Just in case cost didn’t strike a chord of crisis of conscience, let us think about the material from which said purse is constructed. There is a trend toward a product labeled as “vegan leather.” It’s supposed to be a kind-to-animals construction material. No animals die to produce the material, but consider that it is a petroleum-based product and weigh those elements and outcomes. Also consider that many cows, sheep and pigs are killed each day for food consumption. What happens to their hides? Does vegan leather cause them to be wasted? When I was a hippie youth, I had a homemade corduroy bag that I loved hugely. It perfectly met my needs, and I thought that it looked very cool, a la Cher, but the cotton probably was poorly harvested. There’s no winning this one.

Size and fit are functions of need, fashion, and occasion. On a day-to-day basis, we have circled back to the fitting-station. For security there are crossbody or backpack models. For hands-free convenience, there is a shoulder bag. (We’re not even going to discuss fanny packs.) and for style there are satchels and clutches. When I first married when a young woman, I thought, “Oh, how nice! I won’t have to be burdened with a purse. My husband has keys and money. I’ll just put a handkerchief and lip gloss into my pocket and be ready to go.” What can I say? The reality was that he was giving me things to put into my purse so that he wouldn’t have to carry them. I was so naïve.

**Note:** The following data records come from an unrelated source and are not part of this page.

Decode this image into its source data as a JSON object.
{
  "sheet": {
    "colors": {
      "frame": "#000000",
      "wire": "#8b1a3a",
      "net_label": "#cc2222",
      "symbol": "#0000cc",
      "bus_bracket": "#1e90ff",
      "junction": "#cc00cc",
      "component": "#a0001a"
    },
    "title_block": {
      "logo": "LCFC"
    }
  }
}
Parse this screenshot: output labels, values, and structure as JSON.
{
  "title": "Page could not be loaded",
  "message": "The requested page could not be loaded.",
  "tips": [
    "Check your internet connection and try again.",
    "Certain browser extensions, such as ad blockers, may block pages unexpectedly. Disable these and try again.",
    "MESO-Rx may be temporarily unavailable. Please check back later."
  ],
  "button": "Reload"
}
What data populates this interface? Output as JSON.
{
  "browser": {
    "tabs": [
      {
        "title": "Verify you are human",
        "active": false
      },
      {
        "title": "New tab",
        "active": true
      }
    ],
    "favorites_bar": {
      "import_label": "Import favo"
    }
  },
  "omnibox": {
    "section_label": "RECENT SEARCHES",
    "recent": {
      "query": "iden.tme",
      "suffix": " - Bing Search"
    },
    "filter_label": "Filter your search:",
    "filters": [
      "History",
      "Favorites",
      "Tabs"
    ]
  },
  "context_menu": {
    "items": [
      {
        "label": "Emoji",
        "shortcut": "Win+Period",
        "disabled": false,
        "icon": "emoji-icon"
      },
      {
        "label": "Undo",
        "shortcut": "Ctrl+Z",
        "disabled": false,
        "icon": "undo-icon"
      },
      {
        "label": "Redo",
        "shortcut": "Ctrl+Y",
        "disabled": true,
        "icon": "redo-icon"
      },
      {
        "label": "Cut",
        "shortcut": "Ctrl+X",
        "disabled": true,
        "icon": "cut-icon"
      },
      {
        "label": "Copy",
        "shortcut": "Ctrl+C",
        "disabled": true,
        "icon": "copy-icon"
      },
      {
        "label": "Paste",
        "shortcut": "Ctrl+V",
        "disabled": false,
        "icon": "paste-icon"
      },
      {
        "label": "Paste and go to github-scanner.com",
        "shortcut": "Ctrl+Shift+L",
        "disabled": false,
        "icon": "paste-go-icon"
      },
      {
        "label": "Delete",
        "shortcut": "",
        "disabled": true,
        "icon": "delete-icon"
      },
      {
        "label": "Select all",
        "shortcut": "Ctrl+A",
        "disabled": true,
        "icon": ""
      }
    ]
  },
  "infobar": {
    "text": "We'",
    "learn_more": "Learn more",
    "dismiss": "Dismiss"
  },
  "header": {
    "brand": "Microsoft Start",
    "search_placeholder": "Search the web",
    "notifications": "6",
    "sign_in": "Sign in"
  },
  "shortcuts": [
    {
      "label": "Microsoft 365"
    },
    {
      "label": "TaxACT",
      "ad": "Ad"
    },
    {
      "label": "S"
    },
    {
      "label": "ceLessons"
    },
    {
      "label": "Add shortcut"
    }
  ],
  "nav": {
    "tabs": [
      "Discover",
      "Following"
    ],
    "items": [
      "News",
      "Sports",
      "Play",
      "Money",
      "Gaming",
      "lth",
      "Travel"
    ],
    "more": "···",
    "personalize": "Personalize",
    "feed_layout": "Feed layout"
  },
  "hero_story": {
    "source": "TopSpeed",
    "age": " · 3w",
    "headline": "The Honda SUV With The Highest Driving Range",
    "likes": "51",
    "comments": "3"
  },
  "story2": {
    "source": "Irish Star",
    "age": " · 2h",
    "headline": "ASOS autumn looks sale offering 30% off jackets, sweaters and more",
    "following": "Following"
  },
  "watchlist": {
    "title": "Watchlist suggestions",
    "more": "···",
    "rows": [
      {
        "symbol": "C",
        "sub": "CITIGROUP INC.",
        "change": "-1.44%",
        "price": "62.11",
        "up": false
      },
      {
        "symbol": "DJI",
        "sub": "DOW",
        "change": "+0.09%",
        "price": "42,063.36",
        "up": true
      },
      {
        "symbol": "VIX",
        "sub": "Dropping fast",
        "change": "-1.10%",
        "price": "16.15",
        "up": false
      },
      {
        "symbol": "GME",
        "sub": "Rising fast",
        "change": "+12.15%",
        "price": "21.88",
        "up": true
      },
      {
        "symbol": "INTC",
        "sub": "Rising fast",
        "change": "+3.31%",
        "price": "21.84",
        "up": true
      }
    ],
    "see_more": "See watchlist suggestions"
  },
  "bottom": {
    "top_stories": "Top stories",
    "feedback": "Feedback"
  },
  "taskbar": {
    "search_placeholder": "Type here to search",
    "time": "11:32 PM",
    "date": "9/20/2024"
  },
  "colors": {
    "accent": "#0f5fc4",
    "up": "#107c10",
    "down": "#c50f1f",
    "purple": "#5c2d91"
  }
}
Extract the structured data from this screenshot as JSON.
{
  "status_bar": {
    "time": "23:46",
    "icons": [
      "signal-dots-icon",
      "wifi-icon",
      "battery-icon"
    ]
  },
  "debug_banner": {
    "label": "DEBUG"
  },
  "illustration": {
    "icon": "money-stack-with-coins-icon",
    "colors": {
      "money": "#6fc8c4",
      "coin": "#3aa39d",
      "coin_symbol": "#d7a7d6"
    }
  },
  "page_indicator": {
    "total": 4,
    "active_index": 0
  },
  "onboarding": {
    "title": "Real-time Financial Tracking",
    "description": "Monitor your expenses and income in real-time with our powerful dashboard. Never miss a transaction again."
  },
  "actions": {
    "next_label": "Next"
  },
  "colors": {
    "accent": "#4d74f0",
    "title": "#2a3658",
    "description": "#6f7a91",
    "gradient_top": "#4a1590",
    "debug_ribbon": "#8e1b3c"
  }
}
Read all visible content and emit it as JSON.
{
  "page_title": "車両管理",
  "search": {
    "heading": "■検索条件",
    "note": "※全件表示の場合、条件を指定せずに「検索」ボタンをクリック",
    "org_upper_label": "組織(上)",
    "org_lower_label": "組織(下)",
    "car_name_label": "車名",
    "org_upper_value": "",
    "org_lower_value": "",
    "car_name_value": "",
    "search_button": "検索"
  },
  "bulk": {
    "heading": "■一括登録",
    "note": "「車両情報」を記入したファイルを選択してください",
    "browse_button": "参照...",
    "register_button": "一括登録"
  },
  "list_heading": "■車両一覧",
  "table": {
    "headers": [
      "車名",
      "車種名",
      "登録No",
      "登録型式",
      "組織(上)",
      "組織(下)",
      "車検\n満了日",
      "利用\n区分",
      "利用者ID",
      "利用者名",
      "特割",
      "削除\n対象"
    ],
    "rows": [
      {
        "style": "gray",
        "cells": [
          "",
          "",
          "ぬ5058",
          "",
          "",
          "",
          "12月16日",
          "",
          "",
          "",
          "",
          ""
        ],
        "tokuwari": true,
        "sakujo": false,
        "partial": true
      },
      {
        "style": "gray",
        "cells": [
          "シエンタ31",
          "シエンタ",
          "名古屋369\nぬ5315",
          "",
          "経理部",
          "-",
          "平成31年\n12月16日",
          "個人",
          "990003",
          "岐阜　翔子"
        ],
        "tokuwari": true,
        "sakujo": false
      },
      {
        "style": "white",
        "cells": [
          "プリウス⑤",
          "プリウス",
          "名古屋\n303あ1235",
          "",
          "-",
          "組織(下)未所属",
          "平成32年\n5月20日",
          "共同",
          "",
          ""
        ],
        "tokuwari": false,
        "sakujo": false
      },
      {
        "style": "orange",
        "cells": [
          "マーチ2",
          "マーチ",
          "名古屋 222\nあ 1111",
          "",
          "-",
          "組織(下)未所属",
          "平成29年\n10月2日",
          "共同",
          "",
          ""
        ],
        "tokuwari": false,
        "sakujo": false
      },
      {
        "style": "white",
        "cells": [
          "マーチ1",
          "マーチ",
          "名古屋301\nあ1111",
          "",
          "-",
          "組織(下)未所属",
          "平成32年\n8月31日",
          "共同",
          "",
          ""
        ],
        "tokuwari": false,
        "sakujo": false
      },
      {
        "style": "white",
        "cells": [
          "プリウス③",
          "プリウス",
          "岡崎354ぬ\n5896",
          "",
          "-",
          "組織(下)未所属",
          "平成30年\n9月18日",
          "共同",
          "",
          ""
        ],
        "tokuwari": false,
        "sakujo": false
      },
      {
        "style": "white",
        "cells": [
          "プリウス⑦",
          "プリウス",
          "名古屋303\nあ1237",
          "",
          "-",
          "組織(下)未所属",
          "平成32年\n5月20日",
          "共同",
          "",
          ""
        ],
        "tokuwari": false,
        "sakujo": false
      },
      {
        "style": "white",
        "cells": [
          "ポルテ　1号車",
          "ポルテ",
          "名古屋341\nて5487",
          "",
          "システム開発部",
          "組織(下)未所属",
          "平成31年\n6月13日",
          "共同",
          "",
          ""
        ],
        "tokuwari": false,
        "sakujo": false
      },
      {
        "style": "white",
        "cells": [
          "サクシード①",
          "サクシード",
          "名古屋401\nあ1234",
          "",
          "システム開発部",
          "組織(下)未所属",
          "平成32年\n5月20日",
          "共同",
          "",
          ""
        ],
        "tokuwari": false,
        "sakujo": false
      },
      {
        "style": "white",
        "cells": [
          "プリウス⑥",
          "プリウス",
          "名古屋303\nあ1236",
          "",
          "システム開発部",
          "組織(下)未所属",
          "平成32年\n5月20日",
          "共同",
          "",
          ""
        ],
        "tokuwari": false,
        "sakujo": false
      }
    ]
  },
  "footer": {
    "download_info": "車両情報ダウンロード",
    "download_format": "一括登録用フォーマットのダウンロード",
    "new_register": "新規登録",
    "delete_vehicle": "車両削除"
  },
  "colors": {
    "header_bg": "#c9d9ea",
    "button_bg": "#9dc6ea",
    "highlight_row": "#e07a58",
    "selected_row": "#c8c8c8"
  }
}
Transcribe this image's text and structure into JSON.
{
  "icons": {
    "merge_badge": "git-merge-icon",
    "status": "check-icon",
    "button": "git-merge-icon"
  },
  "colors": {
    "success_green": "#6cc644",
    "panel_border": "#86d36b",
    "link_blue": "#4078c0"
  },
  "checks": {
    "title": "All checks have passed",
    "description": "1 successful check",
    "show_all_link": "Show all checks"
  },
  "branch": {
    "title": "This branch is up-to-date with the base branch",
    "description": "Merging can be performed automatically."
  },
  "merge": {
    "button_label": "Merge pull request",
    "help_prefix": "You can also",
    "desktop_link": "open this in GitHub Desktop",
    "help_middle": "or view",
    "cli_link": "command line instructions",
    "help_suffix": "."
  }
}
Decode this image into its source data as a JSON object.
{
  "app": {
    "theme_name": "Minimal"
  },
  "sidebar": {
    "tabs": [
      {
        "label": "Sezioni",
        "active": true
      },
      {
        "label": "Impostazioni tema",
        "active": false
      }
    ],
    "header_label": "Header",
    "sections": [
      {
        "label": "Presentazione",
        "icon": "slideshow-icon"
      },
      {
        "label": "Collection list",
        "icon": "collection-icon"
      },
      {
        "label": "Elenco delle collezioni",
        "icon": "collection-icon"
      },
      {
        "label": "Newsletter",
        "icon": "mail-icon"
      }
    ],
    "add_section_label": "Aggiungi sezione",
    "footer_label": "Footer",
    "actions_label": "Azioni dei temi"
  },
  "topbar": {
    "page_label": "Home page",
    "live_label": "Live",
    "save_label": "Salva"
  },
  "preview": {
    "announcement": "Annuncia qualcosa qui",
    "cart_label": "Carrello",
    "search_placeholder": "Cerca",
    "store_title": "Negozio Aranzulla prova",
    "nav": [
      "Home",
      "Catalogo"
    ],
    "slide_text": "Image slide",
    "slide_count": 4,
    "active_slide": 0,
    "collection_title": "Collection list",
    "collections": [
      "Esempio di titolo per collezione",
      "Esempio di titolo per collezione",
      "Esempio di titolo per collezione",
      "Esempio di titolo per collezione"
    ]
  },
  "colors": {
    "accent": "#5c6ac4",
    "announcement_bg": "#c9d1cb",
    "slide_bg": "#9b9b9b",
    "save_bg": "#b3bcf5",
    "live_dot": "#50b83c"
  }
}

Season and occasion are critical too. Straw and florals for summer, suede for winter. Those tiny clutches for “fancy:” (Back to the handkerchief, lipstick and maybe an emergency $20 bill as the contents.) Big, honkin’ totes for the days when you just want to have everything that you own at hand because the day is going to be full of the unexpected and you want to be prepared.

Like magazines, there also is a museum for everything and in Little Rock, AK, there is a purse museum. Look up more about this online, grab your “pocket purse,” and consider heading on down.

Music: Vivaldi Four Seasons 1st Movement "Spring"

Jeanette Saddler Taylor lives and writes in South Bend where she is retired, but is active in several community organizations.